I've been wanting to write another Adventure Time zine - it's a zine about how to have fun in everyday life. I plan to make a radical trans health care zine to give to doctors so they can think about how they interact with trans folk and talk about trans bodies and identities. I want to encourage medical reform where doctors talk about and treat the body part rather than the sex or gender commonly associated with the body part, ie. cervical health rather than women's health, prostate health rather than men's health. I'm also thinking about the next Ladybeard and how I want to go into more detail about PCOS & intersex and the privileging of hair in transmasculine communities. I want to start conversations about the potential for a radical PCOS movement that questions how doctors 'treat' people with PCOS. I also think that hair and size are similar in terms of the experience of oppression and medicalisation of 'hirsutism' and 'obesity.' I've been inspired by fat-positive and body-positive activism so I'd love to start discussions with people about hair-positive activism. I also want to collaborate with a person from the United States who makes a zine called Femme a Barbe.
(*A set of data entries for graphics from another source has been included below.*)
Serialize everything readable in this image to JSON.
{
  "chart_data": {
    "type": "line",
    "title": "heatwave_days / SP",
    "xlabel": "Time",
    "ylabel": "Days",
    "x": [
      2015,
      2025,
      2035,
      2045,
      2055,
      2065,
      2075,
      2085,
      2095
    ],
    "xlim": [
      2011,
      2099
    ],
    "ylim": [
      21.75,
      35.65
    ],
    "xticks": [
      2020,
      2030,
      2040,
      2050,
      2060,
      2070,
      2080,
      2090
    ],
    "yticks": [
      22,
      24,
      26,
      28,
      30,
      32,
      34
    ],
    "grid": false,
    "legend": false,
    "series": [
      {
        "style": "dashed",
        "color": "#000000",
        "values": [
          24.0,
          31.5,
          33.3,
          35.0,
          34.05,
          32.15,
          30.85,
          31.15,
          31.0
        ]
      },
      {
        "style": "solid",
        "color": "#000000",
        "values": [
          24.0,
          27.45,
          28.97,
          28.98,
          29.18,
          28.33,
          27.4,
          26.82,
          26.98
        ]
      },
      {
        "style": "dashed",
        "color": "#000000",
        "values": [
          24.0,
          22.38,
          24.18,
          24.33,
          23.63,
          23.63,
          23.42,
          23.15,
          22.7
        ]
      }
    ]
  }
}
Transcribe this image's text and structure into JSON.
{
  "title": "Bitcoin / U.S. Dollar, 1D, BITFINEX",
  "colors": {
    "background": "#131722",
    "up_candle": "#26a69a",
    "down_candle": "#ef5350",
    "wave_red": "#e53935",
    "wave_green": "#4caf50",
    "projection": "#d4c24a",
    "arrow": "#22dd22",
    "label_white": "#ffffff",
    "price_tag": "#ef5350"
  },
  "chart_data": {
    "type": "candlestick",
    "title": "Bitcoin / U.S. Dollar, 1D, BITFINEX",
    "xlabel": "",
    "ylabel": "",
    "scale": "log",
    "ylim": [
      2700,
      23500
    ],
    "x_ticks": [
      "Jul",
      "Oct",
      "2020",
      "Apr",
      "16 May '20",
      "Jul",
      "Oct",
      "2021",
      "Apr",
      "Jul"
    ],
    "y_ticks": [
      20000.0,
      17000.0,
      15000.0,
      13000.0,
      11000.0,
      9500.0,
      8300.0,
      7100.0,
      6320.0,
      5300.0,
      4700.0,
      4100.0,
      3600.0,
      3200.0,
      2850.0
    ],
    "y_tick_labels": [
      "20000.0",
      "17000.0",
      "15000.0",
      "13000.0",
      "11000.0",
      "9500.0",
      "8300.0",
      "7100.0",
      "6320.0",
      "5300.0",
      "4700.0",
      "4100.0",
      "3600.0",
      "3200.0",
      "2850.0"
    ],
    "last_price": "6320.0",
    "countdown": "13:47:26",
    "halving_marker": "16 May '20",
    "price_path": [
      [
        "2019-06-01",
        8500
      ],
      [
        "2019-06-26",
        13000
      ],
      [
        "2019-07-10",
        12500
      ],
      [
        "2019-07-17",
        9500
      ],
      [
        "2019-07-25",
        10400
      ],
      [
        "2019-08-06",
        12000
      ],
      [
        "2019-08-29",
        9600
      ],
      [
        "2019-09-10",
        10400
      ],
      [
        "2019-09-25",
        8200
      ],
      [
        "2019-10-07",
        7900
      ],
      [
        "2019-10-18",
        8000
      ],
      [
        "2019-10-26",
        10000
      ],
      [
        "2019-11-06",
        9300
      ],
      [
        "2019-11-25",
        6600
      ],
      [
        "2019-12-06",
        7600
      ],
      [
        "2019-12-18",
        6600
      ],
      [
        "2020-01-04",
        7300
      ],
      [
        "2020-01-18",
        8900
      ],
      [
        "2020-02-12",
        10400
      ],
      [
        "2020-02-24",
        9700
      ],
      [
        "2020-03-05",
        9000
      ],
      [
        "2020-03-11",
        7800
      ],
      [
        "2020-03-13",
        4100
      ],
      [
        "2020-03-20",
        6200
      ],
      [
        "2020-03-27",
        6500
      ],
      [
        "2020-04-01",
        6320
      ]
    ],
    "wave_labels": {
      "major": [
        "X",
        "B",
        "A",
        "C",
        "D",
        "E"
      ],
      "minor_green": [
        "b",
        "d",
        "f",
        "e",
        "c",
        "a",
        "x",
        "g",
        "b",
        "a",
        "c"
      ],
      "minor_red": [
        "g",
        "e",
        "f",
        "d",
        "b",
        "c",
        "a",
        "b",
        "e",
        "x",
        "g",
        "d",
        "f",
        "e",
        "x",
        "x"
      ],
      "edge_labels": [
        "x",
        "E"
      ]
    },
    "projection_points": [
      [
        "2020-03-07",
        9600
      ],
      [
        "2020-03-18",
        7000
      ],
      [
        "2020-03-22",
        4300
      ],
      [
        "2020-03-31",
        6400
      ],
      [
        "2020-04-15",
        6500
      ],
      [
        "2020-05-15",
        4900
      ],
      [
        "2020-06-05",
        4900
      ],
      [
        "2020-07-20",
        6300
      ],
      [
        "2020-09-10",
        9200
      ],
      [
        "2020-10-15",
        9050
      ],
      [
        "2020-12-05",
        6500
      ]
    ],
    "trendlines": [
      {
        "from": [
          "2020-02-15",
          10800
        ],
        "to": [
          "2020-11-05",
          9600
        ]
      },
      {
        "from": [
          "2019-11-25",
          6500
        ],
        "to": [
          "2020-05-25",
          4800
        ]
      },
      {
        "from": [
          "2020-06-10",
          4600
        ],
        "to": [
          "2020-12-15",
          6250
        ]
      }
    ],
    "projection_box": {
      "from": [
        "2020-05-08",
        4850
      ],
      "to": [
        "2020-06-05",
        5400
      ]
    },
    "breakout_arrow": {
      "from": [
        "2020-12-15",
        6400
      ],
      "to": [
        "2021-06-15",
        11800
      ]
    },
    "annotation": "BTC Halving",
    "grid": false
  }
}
You are also involved in a broader zine community. How important do you feel zine fairs/symposia are to fanzine producers in Australia?
Zine makers in Australia tend to keep in contact about zine fairs around the country and I know people who are willing to travel long distances for the pleasure of sitting behind a table for five hours. A lot of folks travel to Newcastle for the zine fair at This Is Not Art festival. The mailing list correspondence from Sticky zine shop is a
good place to find out about interstate zine fairs, and Bird in the Hand zine shop/distro have a well-maintained blog. At a lot of zine fairs, especially ones that are part of a larger festival, such as Format Festival in Adelaide, there will be workshops and related events that zine makers put on. But we don't really have zine symposiums like in Portland. Zine fairs in Australia are usually one day only with a few workshops on the side, rather than a big zine-centric event that goes for a few days. I was lucky enough to get myself to San Francisco Zine Fest and Portland Zine Symposium earlier this year. I like Australian zine fairs more but maybe that's just because I get to see a bunch of really awesome folks I don't get to see very often.